A key finding of our study is that although HIV testing increased in all GBM sub-groups, the testing increases were greater in high-risk existing clients and particularly among high-risk recent testers. This latter sub-group (high-risk, existing clients with recent testing) also had a 13% annual increase in the proportion of total tests contributed. The findings suggest that each year, in line with the NSW HIV Strategies [22, 23], SHCs were able to reach an increasing number of GBM at higher risk of infection for HIV testing, and that higher-risk men accounted for an increasing proportion of total tests. Our study was not designed to explicitly investigate the direct impact of clinic-based initiatives and health promotion on HIV testing but the influence of these initiatives collectively on different testing outcomes and subgroups of GBM. Further, about 40% of our sample consisted of non-Australian-born GBM [34], in whom HIV diagnoses rates are increasing at a greater rate than Australian-born GBM [11], suggesting they may have a different risk profile or testing history. We did not stratify study sub-groups according to the country of birth as this would add significant complexity to the analysis.

In our study, existing clients, rather than new clients, were the major contributors to the overall 155% increase in HIV testing. This is in contrast to a study in two primary care clinics and two SHCs in Victoria (collectively these clinics account for 50% of all HIV diagnoses in Victoria) where new GBM clients were the main drivers for a 110% increase in the total tests from 2007 to 2013 [35]. However, in Victoria during this period the clinics did not have express clinical models in place which have been associated with increased re-testing [27]. The frequency of HIV testing increased significantly in all sub-groups during the study period, and high-risk existing clients with recent testing had the highest average annual testing frequency throughout the study period, increasing from 1.8 per GBM in 2009 to 2.4 in 2015. Despite these improvements, over half of high-risk GBM in our study (54%) did not meet the minimum recommended testing level of at least two HIV tests per year [2], similar to findings from Victoria [35,36,37]. To increase the frequency of testing further, there is an opportunity to expand initiatives adopted by some SHCs in the ACCESS network to all clinics, such as express clinical models and the associated components of self-registration (CASI), self-collection, nurse-led testing [24, 26], and SMS reminders for testing to high-risk men [25].

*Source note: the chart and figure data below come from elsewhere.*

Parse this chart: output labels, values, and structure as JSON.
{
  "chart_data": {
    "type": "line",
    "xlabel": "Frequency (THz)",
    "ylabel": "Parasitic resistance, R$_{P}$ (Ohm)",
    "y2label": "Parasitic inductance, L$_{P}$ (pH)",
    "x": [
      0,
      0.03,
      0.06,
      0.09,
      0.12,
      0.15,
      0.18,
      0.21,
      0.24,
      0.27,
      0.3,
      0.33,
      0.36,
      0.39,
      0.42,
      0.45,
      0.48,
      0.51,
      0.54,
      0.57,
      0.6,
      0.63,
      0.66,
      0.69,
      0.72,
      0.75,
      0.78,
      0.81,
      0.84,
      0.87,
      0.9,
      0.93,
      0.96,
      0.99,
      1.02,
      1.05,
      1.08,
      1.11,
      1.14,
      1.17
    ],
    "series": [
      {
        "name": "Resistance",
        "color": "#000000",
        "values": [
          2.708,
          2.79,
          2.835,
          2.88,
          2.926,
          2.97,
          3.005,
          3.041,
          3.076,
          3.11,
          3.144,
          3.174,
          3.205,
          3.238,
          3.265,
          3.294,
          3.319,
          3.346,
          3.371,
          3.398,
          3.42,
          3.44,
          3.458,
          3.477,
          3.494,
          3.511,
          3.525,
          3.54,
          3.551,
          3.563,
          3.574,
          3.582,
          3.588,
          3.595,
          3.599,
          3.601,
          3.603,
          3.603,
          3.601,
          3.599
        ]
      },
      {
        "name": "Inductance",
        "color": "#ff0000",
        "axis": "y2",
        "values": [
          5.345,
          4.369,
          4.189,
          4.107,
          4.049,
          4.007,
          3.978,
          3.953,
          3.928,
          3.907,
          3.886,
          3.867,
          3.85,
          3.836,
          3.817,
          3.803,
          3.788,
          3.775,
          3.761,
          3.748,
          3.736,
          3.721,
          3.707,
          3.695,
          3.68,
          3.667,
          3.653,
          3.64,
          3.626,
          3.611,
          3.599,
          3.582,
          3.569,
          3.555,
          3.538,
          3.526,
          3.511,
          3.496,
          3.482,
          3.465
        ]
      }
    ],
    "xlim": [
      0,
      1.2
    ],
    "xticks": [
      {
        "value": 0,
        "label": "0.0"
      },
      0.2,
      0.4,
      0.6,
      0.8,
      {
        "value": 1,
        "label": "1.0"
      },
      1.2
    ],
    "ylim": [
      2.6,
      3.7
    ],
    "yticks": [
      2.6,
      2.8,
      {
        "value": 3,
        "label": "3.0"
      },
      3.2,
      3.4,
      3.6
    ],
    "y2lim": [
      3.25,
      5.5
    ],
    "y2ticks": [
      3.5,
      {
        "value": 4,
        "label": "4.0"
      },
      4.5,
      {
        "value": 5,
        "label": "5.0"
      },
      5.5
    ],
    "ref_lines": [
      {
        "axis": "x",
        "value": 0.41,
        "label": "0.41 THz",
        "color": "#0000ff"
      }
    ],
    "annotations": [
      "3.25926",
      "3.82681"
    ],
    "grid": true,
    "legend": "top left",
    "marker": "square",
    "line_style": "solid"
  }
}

To provide GBM with greater choice on where to test as well as to reach high-risk GBM who do not access public services for HIV testing, other strategies may be necessary to remove barriers to testing [16, 38] such as peer-led community-based rapid testing facilities [39], dried blood spot home collection [40], and self-testing [41]. In NSW, since 2013, four community-based rapid testing facilities have been introduced [30], with early evaluations showing they are reaching a higher proportion of men who have never tested for HIV and men who report greater number of partners compared with Xpress clinic clients [39]. A dried blood spot home collection program has also commenced in NSW in 2016, with evaluations planned in the future [40].

Conclusions

Regular testing of GBM at higher risk of HIV is essential to reach the goals of NSW HIV strategies. During a period where a range of clinic-based initiatives and ongoing health promotion activities were implemented to increase HIV testing, SHCs in NSW successfully increased HIV testing in GBM. High-risk existing clients with recent testing had greater increases in the number of GBM attending and number of tests conducted, and also had a greater proportional contribution to total tests over time. The initiatives should be adopted by all SHCs in Australia and translated to other similar settings. Strategies such as self-collection and self-testing may also be needed to improve access to testing even further, particularly for those GBM who do not access public services.